Berlinale

Queeres Drama über Migrant*innen gewinnt Teddy Award

28. Feb. 2020 Michaela Dudley
Bild: Edition Salzgeber
Szenenfoto „Futur Drei"

Der Teddy-Award in der Kategorie „Bester Spielfilm“ ging in diesem Jahr an „Futur Drei“. Michaela Dudley berichtet von der Verleihung in der Volksbühne

Das deutsche Drama „Futur Drei“ ist der Gewinner des Teddy Awards 2020 in der Kategorie des besten Spielfilmes. Das autobiographisch geprägte Regiedebüt von Faraz Shariat porträtiert Parvis, den queeren, sorglos lebenden Sohn zweier in Hildesheim ansässiger Exil-Iraner, als dieser das gerade aus dem Iran geflüchtete Geschwisterpaar Amon und Banafshe kennenlernt. Die Ménage-à-trois vor dem Hintergrund des Lebens als Migrant*in in Deutschland überzeugte nicht nur die siebenköpfige Jury, der Coming-of-Age-Streifen erhielt auch den von queer.de vergebenen Teddy Readers Award.

Bei der Verleihung, die Freitagabend in der Berliner Volksbühne stattfand, gab es starke musikalische Darbietungen von der trans Saxophonistin Holly Schlott und dem extravaganten Sänger Leopold, dessen Single „This“ ein starkes Zeichen gegen Hass setzt. Ein wahres Juwel war der Auftritt des Kontratenors Edson Cordeiro mit dem Babylon Orchester Berlin mit dem „Lila Lied“, der schwul-lesbischen Hymne der Weimarer Republik. Währenddessen wurden Auszüge aus dem unter Mitwirkung von Magnus Hirschfeld entstandenen Film „Anders als die anderen“ (1919) gezeigt.

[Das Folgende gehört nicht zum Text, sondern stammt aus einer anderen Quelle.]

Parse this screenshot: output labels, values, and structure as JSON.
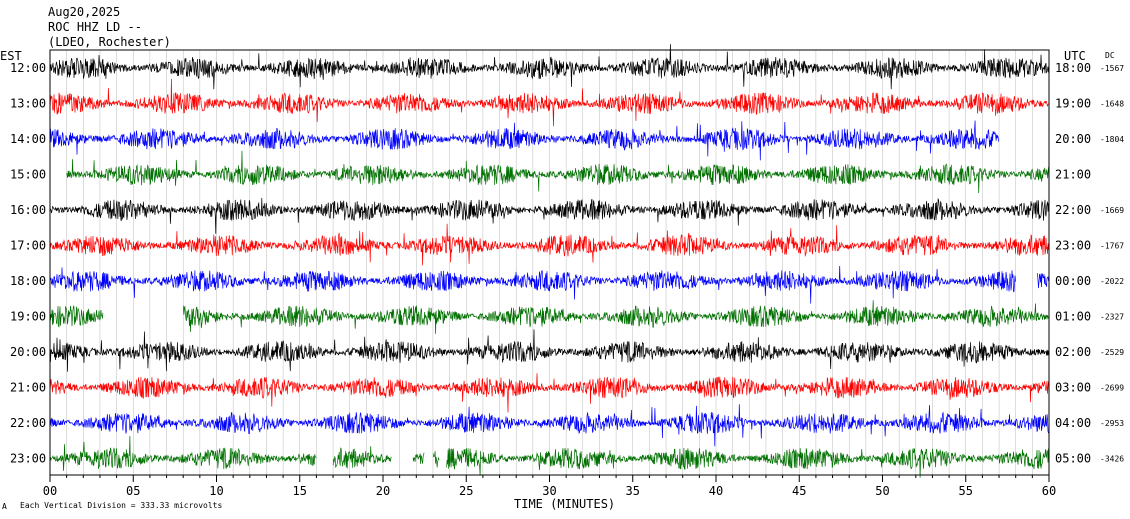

Die Galazeremonie am Rosa-Luxemburg-Platz war die 34. Ausgabe des Teddy Awards, des weltweit ersten offiziellen Preises für LGBTI*-Filme auf einem A-Festival. 1987 wurde der Teddy zum ersten Mal verliehen. Die Berlinale, die dieses Jahr ihr 70. Jubiläum feiert, wartete wieder mit einer interessanten Auswahl an Filmen mit LGBTI*-Bezug auf. In der Kategorie Spielfilm gab es diesmal 17 verschiedene Filme mit queerer Thematik. „Futur Drei“ konnte sich gegen ebenbürtige Werke wie das satirische Biopic „The Twentieth Century“ und das Drama „Shirley“ durchsetzen.

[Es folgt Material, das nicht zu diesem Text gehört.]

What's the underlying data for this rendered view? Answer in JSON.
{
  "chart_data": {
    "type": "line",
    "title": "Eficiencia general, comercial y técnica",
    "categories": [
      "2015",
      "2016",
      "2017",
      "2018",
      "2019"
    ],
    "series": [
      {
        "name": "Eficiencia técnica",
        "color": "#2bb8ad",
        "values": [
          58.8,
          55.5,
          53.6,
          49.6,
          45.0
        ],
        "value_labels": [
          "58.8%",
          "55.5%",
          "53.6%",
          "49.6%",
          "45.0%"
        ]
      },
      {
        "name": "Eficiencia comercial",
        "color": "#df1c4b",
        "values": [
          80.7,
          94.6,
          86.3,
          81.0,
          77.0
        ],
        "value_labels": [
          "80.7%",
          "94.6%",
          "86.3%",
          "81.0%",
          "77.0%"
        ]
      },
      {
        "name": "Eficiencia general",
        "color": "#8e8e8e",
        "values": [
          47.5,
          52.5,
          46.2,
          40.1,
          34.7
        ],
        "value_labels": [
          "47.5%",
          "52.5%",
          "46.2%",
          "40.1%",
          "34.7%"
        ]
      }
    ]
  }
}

Als bester Dokumentarfilm wurde „Si c’était de l’amour“ ausgezeichnet, ein Film, der mit geballter erotischer Energie in Gisèle Viennes Rave-Tanzstück „Crowd“ eintaucht. Regisseur Patric Chiha nahm seinen Preis über Skype entgegen. Das knapp 14 Minuten lange argentinische Werk „Playback. Ensayo de una despedida“ von Agustina Comedi erhielt den Teddy für den besten Kurzfilm. Darin erzählt die trans Frau La Delpi von ihren bunten Kellershows - ein Protest gegen die Polizeigewalt in den 80er-Jahren und den Umgang mit HIV und Aids. Der Special Jury Award wurde an den Spielfilm „Rizi“ aus Taiwan verliehen, Tsai Ming-Liangs gefühlvolle Erzählung über die sexuelle Begegnung zweier einsamer Männer.

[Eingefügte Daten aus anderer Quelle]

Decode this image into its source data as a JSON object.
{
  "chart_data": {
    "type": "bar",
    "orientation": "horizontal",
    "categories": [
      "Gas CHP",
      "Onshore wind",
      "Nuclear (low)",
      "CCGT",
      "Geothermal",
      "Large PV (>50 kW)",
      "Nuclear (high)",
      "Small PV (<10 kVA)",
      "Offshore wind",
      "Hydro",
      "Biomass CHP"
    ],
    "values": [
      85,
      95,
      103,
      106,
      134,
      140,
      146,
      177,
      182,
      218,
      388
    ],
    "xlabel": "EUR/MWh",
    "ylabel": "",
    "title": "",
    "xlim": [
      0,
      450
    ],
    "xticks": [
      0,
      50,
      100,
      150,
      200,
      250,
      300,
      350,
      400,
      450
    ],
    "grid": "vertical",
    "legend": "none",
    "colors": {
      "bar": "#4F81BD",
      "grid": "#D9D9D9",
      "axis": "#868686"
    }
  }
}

Standing Ovations für Doku über Tschetschenien

Der von Unternehmer Harald Christ gesponserte und in diesem Jahr zum ersten Mal vergebene Teddy Activist Award ging an die Protagonist*innen von „Welcome to Chechnya“, die mit einem lang anhaltenden stehenden Beifall beglückwünscht wurden. Der Dokumentarfilm von David France begleitet russische LGBTI*-Aktivist*innen, während sie unter Einsatz ihres Lebens versuchen, systematisch verfolgte queere Menschen in Tschetschenien vor Folter und Mord zu retten.

Michael Stütz, seit 2019 alleiniger Leiter der Berlinale-Sektion Panorama und zugleich Projektleiter des Teddy Awards, betonte, dass er Wert darauf lege, Filme zu zeigen, die „aufwühlen und aufrütteln“. Moderatorin Annie Heger forderte das Publikum sogar gleich zu Beginn auf, sich gegen den Rechtsextremismus zu erheben, aber eben nicht zur Schweigeminute. Nein, man solle laut gegen Gewalt und Ausgrenzung brüllen. Niemand blieb sitzen, niemand schwieg.